Патрик упал на колени, схватил сестру за руку и шептал, трясясь от рыданий:

— Мэри, Мэри, умоляю тебя… скажи что-нибудь! Посмотри на меня! Отвечай мне!

Несчастное дитя хриплым голосом произносило слова без смысла и связи, ничего не видело, ничего не слышало.

Пеннилес, весь покрытый холодным потом, стоял около факира, казавшегося ему теперь скорей служителем ада, чем спасителем бедной девочки, и все время твердил ему:

— Скорей, факир, скорей! Смерть приближается!

Факир поспешно растирал, разминал листья, цветы и корни и потом бросал их маленькими порциями в кипяток. Все это продолжалось десять минут… десять минут тягостного ожидания и смертной тоски. После этого факир взял маленькую серебряную чайную чашечку, одну из тех, которые были припасены им для дороги вместе с провизией, и наполнил ее настойкой, не успев даже процедить, ее. Затем он подал чашечку миссис Клавдии и сказал:

— Заставьте девочку выпить все это маленькими глотками!

Молодая женщина повиновалась и с помощью Патрика влила в рот умирающей несколько капель питья. С невообразимым терпением и ловкостью она продолжала это, несмотря на конвульсивные движения Мэри, несмотря на то, что челюсти больной невольно сжимались. Это продолжалось около получаса. Мэри выпила чашку, не пролив ни капли, благодаря ловкости миссис Клавдии. Факир безмолвно стоял и смотрел; ни один мускул не дрогнул на его неподвижном, как маска, бронзовом лице. Наконец, он глубоко вздохнул и сказал своим грубым голосом:

— Она благополучно выпила это питье… Значит, лекарство подействует… Сударыня, продолжайте давать его; теперь она покроется обильным потом, после этого уснет и завтра будет здорова.

— Ах, благодарю, факир! — воскликнул Пеннилес, — благодарю за твой поступок, всю цену которого я глубоко понимаю и чувствую!

Только тут капитан заметил, что факир сильно побледнел, как бледнеют цветные люди: его щеки и губы сделались пепельно-серого цвета. Он отступил на несколько шагов и капитан услышал, как он прошептал:

— Только для вас я решился нарушить свою клятву, саиб! Дитя будет жить… но я погибну, как все те, которые нарушили клятву крови!

Его предсказания стали сбываться. После того, как Мэри выпила четвертую чашку таинственного лекарства, она вдруг покрылась обильным, невероятно обильным потом. Сразу после этого молодая девушка заснула крепким, тяжелым, как свинец, сном. На другое утро она проснулась разбитая, но с ясным сознанием, как и до болезни; страдания ее прекратились, и она улыбалась окружающим, которые почти обезумели от радости, видя ее здоровой. Миссис Клавдия наклонилась над ней, как ангел доброты и утешения.

— О, — сказала Мэри, с живостью сжимая ее руки, — я была очень близка к смерти, и вы спасли меня!

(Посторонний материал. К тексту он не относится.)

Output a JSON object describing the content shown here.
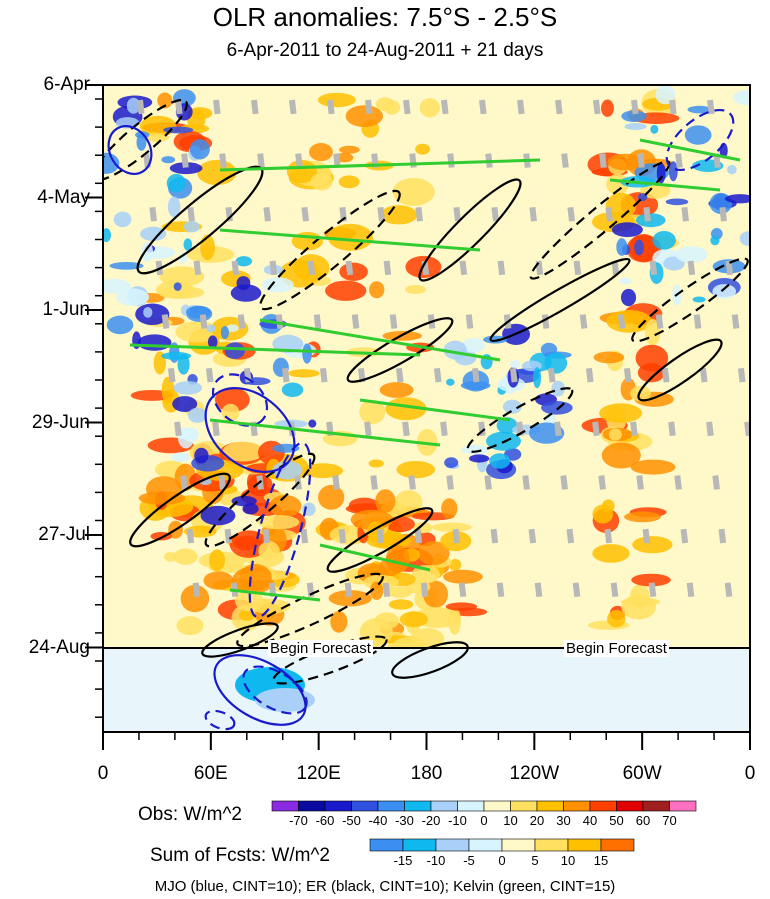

— Нет, дитя мое, я не хочу принимать незаслуженной благодарности… Вот тот, кто спас вас от смерти и чье имя мне даже неизвестно: это наш добрый факир.

Молодая девушка обернулась к факиру, ласково протянула ему руку и, устремив на него свои кроткие большие глаза, сказала:

— Друг, я обязана тебе жизнью: я этого никогда не забуду. Возьми мою руку в знак искренней дружбы и неизменной благодарности.